Koleksi senjata yang terbuat dari potongan tiang listrik dan telepon
Di ruang sayap kanan sebuah mobil keluaran De Soto yang merupakan kendaraan dinas Panglima Divisi I Jawa Timur Kolonel Soengkono yang menjabat pada tahun 1948-1950 diparkir di depan pintu masuk. Dokumentasi perjalanan Panglima Besar Soedirman juga mendominasi ruangan ini termasuk buah pikirannya yang digantung di dinding. Di samping itu ada beberapa pucuk pistol yang digantung di dalam lemari terkunci, serta koleksi senjata produksi Mrican, Kediri yang dibuat dari potongan tiang listrik dan tiang telpon dipajang di pojok ruangan. Lalu peristiwa terbunuhnya pemimpin tentara Inggris untuk wilayah Jawa Timur Brigjend Aubertin Mallaby pada 30 Oktober 1945 di dekat Jembatan Merah, Surabaya tergambar di lukisan yang terpampang di atasnya.
Dokumentasi Operasi Trisula yaitu operasi yang digelar dalam rangka penumpasan sisa gembong-gembong PKI di Blitar Selatan tersimpan di ruangan yang berada di sayap kiri. Sebuah batu besar yang digunakan oleh warga untuk menimpuk kepala Oloan Hutapea salah satu gembong PKI yang dicari pun tersimpan di ruangan kaca lengkap dengan reportase penangkapannya. Benda-benda lain yang ikut dipajang adalah beberapa komputer tua, terompet serta beberapa piala. Di halaman belakang museum terdapat sebuah gerbong kereta barang yang menarik perhatian untuk dijadikan tempat foto. Namun begitu membaca tulisan di gerbong, sang kawan yang hendak berfoto mengurungkan niatnya.
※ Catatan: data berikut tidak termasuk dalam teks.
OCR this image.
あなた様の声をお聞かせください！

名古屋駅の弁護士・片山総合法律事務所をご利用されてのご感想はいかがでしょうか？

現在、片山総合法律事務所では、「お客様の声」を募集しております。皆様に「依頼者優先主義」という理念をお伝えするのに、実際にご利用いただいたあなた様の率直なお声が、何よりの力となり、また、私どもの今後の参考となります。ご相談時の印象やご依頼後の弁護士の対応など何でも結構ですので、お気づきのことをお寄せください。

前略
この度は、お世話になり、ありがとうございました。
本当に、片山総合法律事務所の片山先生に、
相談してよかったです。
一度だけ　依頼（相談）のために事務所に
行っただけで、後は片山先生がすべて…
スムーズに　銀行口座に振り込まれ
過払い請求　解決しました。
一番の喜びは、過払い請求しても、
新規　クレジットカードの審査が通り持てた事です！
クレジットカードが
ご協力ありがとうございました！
Tulisan di gerbong itu adalah salah satu diantara 3 gerbong maut yang pernah digunakan oleh Belanda untuk mengangkut 100 tawanan pejuang Indonesia dipindahkan dari penjara Bondowoso ke tahanan Bubutan Surabaya pada 23 November 1947. Gerbong yang pengab dan tidak adanya sirkulasi udara karena pintu dan jendela ditutup rapat menyebabkan 46 orang meninggal, 11 sakit parah, 31 sakit dan 12 orang sehat.
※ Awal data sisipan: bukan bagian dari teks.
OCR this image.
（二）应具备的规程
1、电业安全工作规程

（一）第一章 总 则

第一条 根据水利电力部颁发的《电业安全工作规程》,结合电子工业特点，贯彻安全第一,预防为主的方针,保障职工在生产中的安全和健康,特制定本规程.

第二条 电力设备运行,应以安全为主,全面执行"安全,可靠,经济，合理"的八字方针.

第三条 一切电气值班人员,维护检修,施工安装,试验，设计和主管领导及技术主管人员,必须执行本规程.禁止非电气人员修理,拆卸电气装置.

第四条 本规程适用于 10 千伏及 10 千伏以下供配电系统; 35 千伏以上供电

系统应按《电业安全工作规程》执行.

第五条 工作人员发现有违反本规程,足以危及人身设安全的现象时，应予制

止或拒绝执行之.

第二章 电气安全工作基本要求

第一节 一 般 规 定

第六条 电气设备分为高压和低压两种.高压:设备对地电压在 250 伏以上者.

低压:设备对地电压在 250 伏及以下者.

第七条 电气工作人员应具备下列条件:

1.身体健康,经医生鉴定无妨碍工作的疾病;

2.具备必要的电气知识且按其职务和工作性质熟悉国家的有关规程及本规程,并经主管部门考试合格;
Gerbong maut di halaman museum Brawijaya
Hal lain yang menarik perhatian saya saat berkunjung ke Museum Brawijaya adalah kesan-kesan dari Panglima Angkatan Darat Letnan Jenderal Ahmad Yani yang digantung di samping pintu ruangan sayap kanan serta buah pikiran Panglima Besar Jenderal Soedirman yang saya kutip berikut:
Kekurangan yang terdapat dalam revolusi phisik kita adalah dokumentasi yang faktueel untuk anak cucu kita dikemudian hari. Karena itu saya anjurkan mulai sekarang mumpung pelaku-pelakunya masih hidup untuk in beeld brengen (melukiskan) moment-moment yang bersejarah itu. Saya lihat bahwa beberapa artis-artis kita telah berhasil dalam usaha yang saya maksud kan. Maju Terus Pantang Mundur! - Pangad Letnan Jenderal A. Yani, Surabaya - 17 Des 1964
Jangan bimbang menghadapi macam-macam penderitaan, karena makin dekat cita-cita kita tercapai, makin berat penderitaan yang harus kita alami - Panglima Besar Jend Soedirman
Dari nama besarnya, saya berharap ketika masuk ke museum Brawijaya akan mendapati penataan koleksinya seperti di Museum Polri atau minimal Gedung Joang 45, Jakarta. Sayangnya yang muncul adalah kesan yang sama saat berkunjung ke Museum Mpu Tantular beberapa tahun lalu, bahkan penataan barang koleksi museum di Rumah Sejarah Kalijati masih lebih rapi dan bersih dibandingkan dengan Museum Brawijaya. Semoga ke depannya pengelola museum akan lebih memperhatikan penataan di dalam ruang pamer sehingga walau pun koleksi yang dipajang adalah barang-barang tua, tidak terkesan kumuh. Di samping itu, hal yang juga perlu mendapat perhatian adalah para pemandu yang dibekali dengan pengetahuan yang terkait dengan apa yang hendak ditampilkan sesuai dengan visi misi museum Brawijaya serta harus tanggap dalam melayani pengunjung. Sehingga seturut dengan semboyan di serambi depan museum Citra Uthapana Cakra (= sinar yang membangkitkan kekuatan), maka saya tetap menaruh harapan jika tata ruang serta pencahayaannya diatur sedemikian rupa serta pelayanan pemandu ditingkatkan, bisa dipastikan akan membuat pengunjung terkesan dan memberikan informasi yang bermanfaat kepada sekelilingnya untuk berkunjung ke Museum Brawijaya.